Bir kadının en erken başlayan mevsimi ilkbahardır ve o kadın için ölene kadar devam eder. Yaz, sonbahar ve kış bedenini yıpratır, yüzünde kimi güzel, kimi çirkin izler bırakır ama ruhu hep ilkbaharı yaşar.
Dört mevsimi farklı deneyimlerle yaşarken, ilkbaharı ruhunda taşıyan dört kadın, bireysel benlikleri ile toplumsal benlikleri arasındaki çatışmayı Gezi ruhu ile birleştirerek var olma ve özgürleşme arzusunun önüne dikilen engelleri yıkmaya çalışıyor...
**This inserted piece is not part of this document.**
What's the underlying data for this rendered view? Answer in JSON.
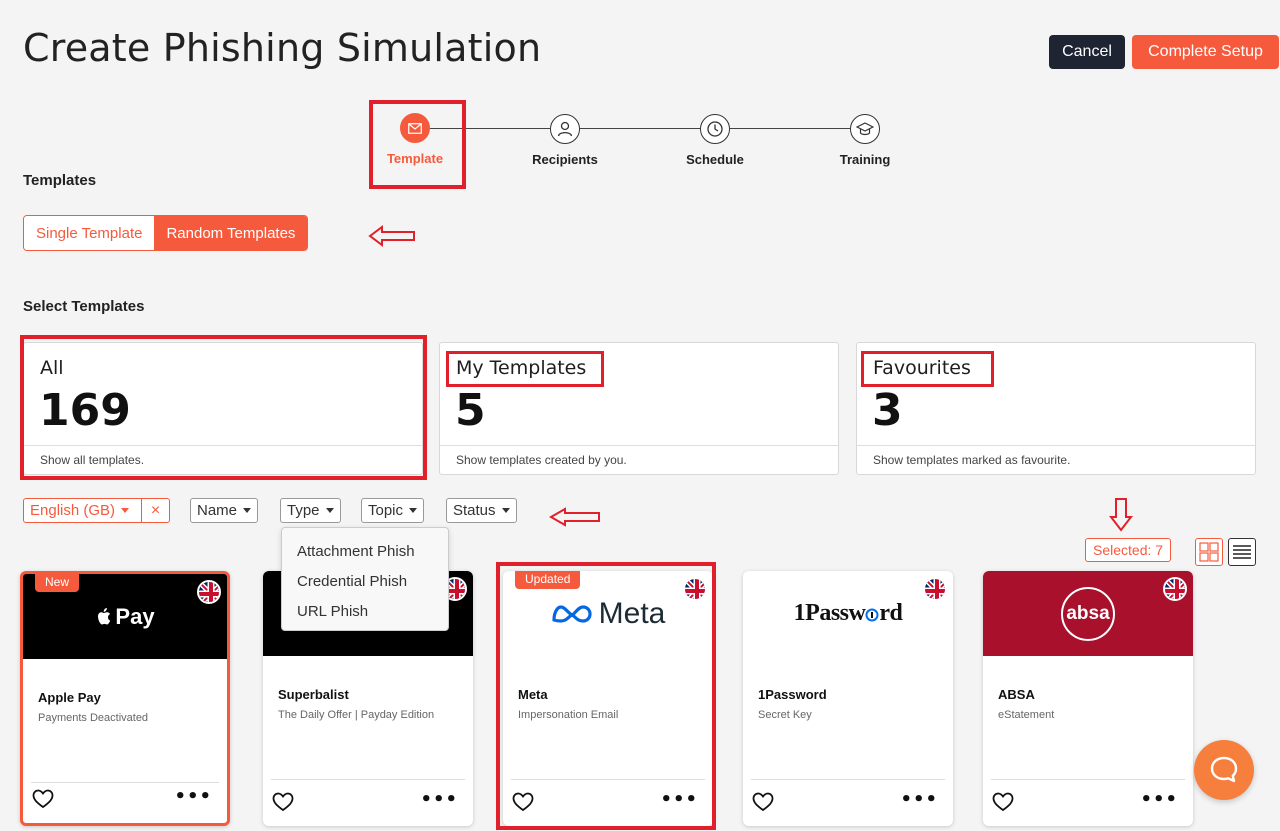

Nihal tahta bir kaide üstüne avuç içi yukarı bakacak şekilde bileğinden oturtulmuş bir kadın eliyle, o elden uçmak üzere olan minik bir kuşun, metalden yapılmış zarif heykelini incelemeye başladı.
“Okan, gerçekten çok güzel! Hangi metal bu?”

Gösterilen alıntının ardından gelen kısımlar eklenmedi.